Mechanics like this make the game seem too artificial and disingenuous, if you ask me. Next we'll be talking about whether the PCs can "pull" one gnoll at a time from around the campfire without having to fight them all at once.
 

Greatwyrm

Been here a while...
Korgoth said:
This kind of mechanic doesn't make sense for a role playing game. The DM is in charge of the monsters and of determining who the monster wants to hit the most.

There may not have been mechanics for it, but every DM has made decisions similar to it at one time or another. Intelligent creatures/monsters will focus on what they perceive as the biggest threat. If the fighter is hacking down one bandit after another, they'll gang up on him. When the wizard roasts 10 of them at once, they may decide he needs their attention first.

As an aside, there actually has already been a pen-and-paper game with aggro tracking rules. The game Rune, which is based on a viking slugfest videogame of the same name. The tabletop game was to be as close a representation to the videogame as possible. It did include a flowchart of who got aggro when. This was partly to emulate the game and partly to help with fairness between players, since the game was designed to have each player rotate as GM.

Korgoth said:
Mechanics like this make the game seem too artificial and disingenuous, if you ask me. Next we'll be talking about whether the PCs can "pull" one gnoll at a time from around the campfire without having to fight them all at once.

And any rule like that would go straight to my Garbage Can of Devouring.
 

outsider

First Post
I don't think we will be getting some mathematical aggro system. Seems like it would be a pain to keep track of. I do suspect though that we'll be getting "taunt" type abilities like the knight has.
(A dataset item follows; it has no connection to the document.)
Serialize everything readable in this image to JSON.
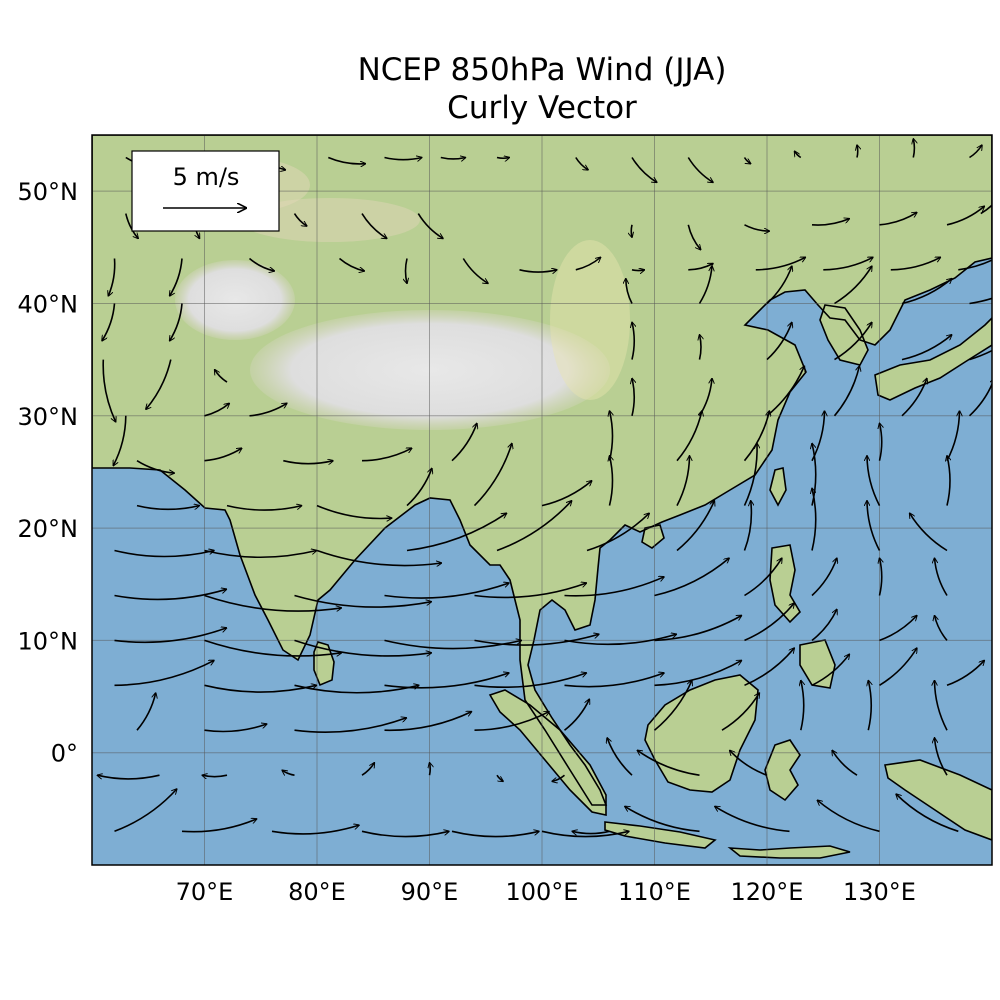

I think it's a good thing. It's the fighter's job to keep the monsters from slaughtering the wizards, and it always has been. The problem is, to accomplish that, the fighter often had to rely on dm charity. The wizard is almost always FAR more dangerous than the fighter. Most of the time it makes more sense to quickly annihilate the wizard rather than gradually beat down his meat shield. The fighter rarely can stop the monster from ignoring him in favor of destroying the wizard. At best, the fighter will be able to get an attack of opportunity in, or if the battleground allows for it(not very common in my experience), physically block the monster's path to the wizard. The game has been moving towards player empowerment rather than relying on dm fiat, so I think we'll be seeing some sort of mechanic where fighters can force monsters to attack them rather than their allies.

I will note though that this is what made spiked chain wielding, trip specialist fighters so good. They could use trip to actually stop monsters from passing them in favor of attacking the wizard. The spiked chain allowed them to cover quite a large chunk of the battlefield with their trips, so they were really quite good protection for the mage. Unfortunately they were a very mechanically complex build, and from what I can tell, alot of DMs tended to hate the build with a passion.
 

KarinsDad

Adventurer
First, I sincerely hope not.

Second, I suspect not. WotC appears to be wanting to simplify the game, not adding rules just for the sake of there being rules for everything.
 

Lonely Tylenol

First Post
Why yes, I do in fact hate aggro rules. I don't like any rules that dictate to the DM (or to the players) how they're going to carry out their combat tactics. Compulsion effects are one thing, telling the DM that his orcs have to attack the knight because he's the tank is something else entirely.

I'd much rather see something like a few of the manoeuvres in Bo9S, which set things up so that the opponent has the option of choosing his target and actions, but if he doesn't choose the target or action that the power-using character dictates (usually the imperative is to attack that character), he suffers consequences. A trade-off, rather than a metagame lever.